Difficultés structurelles et opérationnelles
Pour tenter d’en finir avec ce conflit, Félix Tshisekedi a instauré l’état de siège en Ituri et au Nord-Kivu en s’appuyant sur l’article 85 de la Constitution congolaise, qui mentionne « des circonstances graves [qui] menacent, d’une manière immédiate, l’indépendance ou l’intégrité du territoire national, ou provoquent l’interruption du fonctionnement régulier des institutions ». Mais l’armée congolaise reste confrontée à des difficultés structurelles et opérationnelles. Elle a longtemps été minée par la corruption et l’indiscipline, qui sont les conséquences d’une politique de brassage et de mixage de ses différents éléments.
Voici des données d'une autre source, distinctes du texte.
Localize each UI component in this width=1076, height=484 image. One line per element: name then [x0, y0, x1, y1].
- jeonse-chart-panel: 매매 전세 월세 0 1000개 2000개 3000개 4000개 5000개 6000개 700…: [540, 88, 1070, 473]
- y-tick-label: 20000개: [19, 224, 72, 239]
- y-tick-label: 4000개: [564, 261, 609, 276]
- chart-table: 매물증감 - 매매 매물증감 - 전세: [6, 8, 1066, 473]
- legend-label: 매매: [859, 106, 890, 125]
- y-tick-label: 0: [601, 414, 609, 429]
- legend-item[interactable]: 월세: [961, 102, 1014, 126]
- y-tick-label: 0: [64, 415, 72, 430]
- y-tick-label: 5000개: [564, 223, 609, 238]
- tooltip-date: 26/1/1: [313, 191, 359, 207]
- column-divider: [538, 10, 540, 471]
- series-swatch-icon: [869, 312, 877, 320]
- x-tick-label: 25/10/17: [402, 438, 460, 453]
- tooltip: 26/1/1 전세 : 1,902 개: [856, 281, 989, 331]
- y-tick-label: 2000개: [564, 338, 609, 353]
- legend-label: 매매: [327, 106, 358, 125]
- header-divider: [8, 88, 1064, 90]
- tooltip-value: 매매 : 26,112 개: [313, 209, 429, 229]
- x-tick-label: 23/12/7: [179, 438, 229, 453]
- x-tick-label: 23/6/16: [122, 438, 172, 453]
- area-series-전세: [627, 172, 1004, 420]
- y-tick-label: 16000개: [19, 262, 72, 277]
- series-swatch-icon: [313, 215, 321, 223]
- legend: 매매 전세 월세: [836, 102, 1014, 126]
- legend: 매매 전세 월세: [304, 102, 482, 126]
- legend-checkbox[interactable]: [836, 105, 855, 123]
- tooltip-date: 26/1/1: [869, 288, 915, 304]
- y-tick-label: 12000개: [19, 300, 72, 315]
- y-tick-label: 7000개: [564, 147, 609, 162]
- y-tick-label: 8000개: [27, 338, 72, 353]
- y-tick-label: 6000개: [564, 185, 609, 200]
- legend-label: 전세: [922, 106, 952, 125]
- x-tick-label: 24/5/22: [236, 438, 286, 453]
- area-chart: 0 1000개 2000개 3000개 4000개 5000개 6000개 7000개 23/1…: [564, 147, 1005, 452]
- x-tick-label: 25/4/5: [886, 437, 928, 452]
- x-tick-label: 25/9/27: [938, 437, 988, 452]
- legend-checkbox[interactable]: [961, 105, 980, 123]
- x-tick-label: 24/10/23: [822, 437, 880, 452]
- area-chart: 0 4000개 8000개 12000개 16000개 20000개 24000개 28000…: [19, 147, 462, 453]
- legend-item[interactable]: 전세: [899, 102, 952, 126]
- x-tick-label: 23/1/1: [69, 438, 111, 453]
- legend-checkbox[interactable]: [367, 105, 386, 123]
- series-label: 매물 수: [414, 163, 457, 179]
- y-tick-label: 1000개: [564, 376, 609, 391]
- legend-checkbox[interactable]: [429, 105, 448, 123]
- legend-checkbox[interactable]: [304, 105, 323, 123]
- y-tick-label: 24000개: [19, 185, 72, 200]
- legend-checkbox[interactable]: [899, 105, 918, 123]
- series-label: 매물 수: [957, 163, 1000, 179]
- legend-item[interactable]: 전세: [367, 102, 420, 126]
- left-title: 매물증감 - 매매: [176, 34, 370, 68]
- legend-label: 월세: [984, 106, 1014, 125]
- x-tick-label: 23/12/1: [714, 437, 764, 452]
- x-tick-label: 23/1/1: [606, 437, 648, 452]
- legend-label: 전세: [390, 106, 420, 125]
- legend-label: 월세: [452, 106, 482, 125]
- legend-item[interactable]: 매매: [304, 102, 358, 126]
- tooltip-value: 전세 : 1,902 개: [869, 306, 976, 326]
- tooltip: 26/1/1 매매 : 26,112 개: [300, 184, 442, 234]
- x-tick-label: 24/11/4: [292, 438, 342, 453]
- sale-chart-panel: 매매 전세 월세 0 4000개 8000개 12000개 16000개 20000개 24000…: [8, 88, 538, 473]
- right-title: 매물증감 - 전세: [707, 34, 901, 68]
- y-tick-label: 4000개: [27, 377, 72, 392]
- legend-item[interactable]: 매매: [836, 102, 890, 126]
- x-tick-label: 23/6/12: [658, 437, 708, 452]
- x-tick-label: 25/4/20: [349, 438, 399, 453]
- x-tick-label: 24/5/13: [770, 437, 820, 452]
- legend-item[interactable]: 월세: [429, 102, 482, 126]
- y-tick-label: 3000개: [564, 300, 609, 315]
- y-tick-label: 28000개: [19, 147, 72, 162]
IL EST INCONCEVABLE QUE LA RDC CONTINUE D’ÊTRE SOUMISE À UN EMBARGO SUR LES ARMES ALORS MÊME QU’ELLE FAIT FACE À L’INSÉCURITÉ
Cette politique a consisté à dissoudre les Forces armées congolaises et à former un nouvel agrégat, les Forces armées de la République démocratique du Congo (FARDC) à partir des factions qui se sont distinguées par des pillages, des viols et des harcèlements de toutes sortes à l’encontre de la population civile. Enfin, il est incompréhensible que la RDC continue sans raison d’être soumise à un embargo sur les armes, alors même qu’elle fait face à l’insécurité sur son territoire.